Azalea, a genus of popular hardy or greenhouse plants, belonging to the heath order (Ericaceae), and scarcely separable botanically from Rhododendron. The beautiful varieties now in cultivation have been bred from a few originals, natives of the hilly regions of China and Japan, Asia Minor, and the United States. They are perhaps unequalled as indoor decorative plants. They are usually increased by grafting the half-ripened shoots on the stronger-growing kinds, the shoots of the stock and the grafts being in a similarly half-ripened condition, and the plants being placed in a moist heat of 65°. Large plants of inferior kinds, if healthy, may be grafted all over with the choicer sorts, so as to obtain a large specimen in a short time. They require a rich and fibrous peat soil, with a mixture of sand to prevent its getting water-logged. The best time to pot azaleas is three or four weeks after the blooming is over. The soil should be made quite solid to prevent its retaining too much water. To produce handsome plants, they must while young be stopped as required. Specimens that have got leggy may be cut back just before growth commences.

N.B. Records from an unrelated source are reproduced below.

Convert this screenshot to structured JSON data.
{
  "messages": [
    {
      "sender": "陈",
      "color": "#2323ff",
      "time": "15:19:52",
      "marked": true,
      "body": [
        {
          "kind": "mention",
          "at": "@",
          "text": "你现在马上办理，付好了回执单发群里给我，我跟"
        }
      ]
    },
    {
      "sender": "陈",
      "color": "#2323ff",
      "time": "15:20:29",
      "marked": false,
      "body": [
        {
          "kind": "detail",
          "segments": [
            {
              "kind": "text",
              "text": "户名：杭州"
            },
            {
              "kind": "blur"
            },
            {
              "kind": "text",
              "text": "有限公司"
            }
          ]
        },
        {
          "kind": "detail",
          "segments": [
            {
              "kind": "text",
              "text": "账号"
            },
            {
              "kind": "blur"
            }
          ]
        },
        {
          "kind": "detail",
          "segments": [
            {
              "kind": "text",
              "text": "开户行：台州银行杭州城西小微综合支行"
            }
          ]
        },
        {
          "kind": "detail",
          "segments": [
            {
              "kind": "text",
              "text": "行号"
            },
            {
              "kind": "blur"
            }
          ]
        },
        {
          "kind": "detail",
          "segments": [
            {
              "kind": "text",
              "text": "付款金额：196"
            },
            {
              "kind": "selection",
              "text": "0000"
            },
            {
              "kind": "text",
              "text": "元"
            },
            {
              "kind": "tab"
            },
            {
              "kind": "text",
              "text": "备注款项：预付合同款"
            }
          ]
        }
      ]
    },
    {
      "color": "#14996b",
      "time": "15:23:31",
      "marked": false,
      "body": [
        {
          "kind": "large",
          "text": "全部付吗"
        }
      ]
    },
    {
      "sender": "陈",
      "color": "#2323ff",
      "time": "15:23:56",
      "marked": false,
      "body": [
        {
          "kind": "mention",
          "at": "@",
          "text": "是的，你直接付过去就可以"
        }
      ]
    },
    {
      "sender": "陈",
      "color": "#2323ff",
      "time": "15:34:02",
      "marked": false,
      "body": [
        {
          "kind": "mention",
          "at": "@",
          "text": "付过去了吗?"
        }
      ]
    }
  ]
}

The lowest temperature for them during the winter is about 35°, and during their season of growth from 55° to 65° at night, and 75° by day, the atmosphere being at the same time well charged with moisture. They are liable to the attacks of thrips and red spider, which do great mischief if not promptly destroyed.
The following are some well-known species: - A. arborescens (Pennsylvania), a deciduous shrub 10-20 ft. high; A. calendulacea (Carolina to Pennsylvania), a beautiful deciduous shrub 2-6 ft. high, with yellow, red, orange and copper-coloured flowers; A. hispida, a North American shrub, 10-15 ft. high, flowers white edged with red; A. indica (China), the so-called Indian azalea, a shrub 3-6 ft. or more high, the original of numerous single and double varieties, many of the more vigorous of which are hardy in southern England and Ireland; A. nudiflora, a North American shrub, 3-4 ft. high, which hybridizes freely with A. calendulacea, A. pontica and others, to produce single and double forms of a great variety of shades; A. pontica (Levant, Caucasus, etc.), 4-6 ft. high, with numerous varieties differing in the colour of the flowers and the tint of the leaves; A. sinensis (China and Japan), a beautiful shrub, 3-4 ft. high, with orange-red or yellow bell-shaped flowers, hardy in the southern half of England, large numbers of varieties being in cultivation under the name of Japanese azaleas.